Name: Dominic Hamel
Weight: 205 lbs.
Acquired: 2021 MLB Draft, 3rd Round (Dallas Baptist University)
After lettering twice at Hamilton High School in Chandler, Arizona, Dominic Hamel went on to graduate and attend Yavapai College, a community college in Prescott, Arizona. He posted a 2.67 ERA in 67.1 innings in his freshman year and a 3.68 ERA in 73.1 innings in his sophomore year. His peripheral numbers in 2018 were excellent, with 29 walks and 79 strikeouts, but he regressed a bit in 2019, walking 44 and striking out 84. His 2019 sophomore season would end up being his last at Yavapai, as he transferred to Dallas Baptist University for the 2020 season, his junior year.
Appearing as the Patriots’ Sunday starter, Hamel started four games before the NCAA cancelled the remainder for the 2020 season due to the COVID-19 pandemic. In those 4 starts, he posted a 4.58 ERA in 19.2 innings, allowing 13 hits, walking 7, and striking out 27. He went undrafted in the 2020 MLB Draft and returned to Dallas Baptist for his senior season. He was the Patriots’ Friday night ace, throwing 91.2 innings with a 4.22 ERA, allowing 68 hits, walking 34, and striking out 136, a Dallas Baptist record and most in the Missouri Valley Conference in 2021 by a wide margin. With their third-round draft pick, the Mets selected Hamel, signing him for $755,300, exactly the MLB-assigned slot value.

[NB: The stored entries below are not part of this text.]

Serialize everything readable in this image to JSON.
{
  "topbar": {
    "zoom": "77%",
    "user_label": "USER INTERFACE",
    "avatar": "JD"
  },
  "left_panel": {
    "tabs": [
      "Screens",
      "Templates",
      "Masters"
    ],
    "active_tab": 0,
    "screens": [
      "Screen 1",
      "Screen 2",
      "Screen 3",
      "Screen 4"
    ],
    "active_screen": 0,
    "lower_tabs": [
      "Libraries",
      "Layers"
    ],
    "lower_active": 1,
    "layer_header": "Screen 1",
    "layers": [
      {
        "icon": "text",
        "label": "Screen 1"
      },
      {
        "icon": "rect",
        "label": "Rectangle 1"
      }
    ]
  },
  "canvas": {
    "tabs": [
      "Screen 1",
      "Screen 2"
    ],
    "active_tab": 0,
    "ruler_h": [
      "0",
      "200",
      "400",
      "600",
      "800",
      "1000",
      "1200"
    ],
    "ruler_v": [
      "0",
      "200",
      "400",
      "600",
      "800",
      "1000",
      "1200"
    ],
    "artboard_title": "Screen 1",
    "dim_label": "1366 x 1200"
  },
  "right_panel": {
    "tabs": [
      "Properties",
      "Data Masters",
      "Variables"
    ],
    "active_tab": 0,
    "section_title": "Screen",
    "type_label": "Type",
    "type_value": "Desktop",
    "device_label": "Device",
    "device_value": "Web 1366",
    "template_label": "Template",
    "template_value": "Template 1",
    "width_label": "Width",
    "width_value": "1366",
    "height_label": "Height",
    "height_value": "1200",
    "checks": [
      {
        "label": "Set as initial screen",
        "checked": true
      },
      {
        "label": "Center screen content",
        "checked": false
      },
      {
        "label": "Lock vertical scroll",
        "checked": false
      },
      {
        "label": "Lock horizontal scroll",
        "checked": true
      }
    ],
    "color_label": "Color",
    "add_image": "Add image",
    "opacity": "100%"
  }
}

Standing 6’2” and weighing 205-pounds, Hamel has a solid pitching frame. He logged nearly 100 innings in 2021 and should be able to handle a starter’s workload in the future. The right-hander throws from a high-three-quarters arm slot, with a long action through the back. He gets good extension in his delivery and generally stays on top of his pitches, giving them downward plane.
His fastball sits in the low-to-mid-90s, generally sitting 90-94 and topping out at 96 MPH. The pitch averaged a little over 2400 RPM last season, making it above-average in terms of that measurement. Combined with where the ball comes out of his hand, the ball has rising life, making it difficult for batters to square up on. His command of the pitch is far from pinpoint, and he sometimes loses the top of the zone when attacking hitters upstairs.
He complements his heater with a slider, curveball, and changeup, the two latter pitches also showing high spin rates just like his fastball. When Hamel is struggling, his slider and curveball sometimes blend together, but they are two distinct pitches, a low-80s slider with late sweepy break thanks to its 3000 RPM of spin and a mid-70s curveball with big downward break. Both tunnel well with his fastball when he is able to maintain his release point and their distinct shapes and have the potential to be average-or-better pitches with some work. His changeup lags far behind his curve and slider and is a decidedly below-average pitch in the present, but he does have a feel for it and the offering could develop into something average with more usage and refinement. Sitting in the low-80s, it has some late fade, but is generally a firm pitch. Like his fastball, his command of his secondaries is far from precise, though changes in his mechanics made when he began pitching for Dallas Baptist are encouraging for additional future improvement.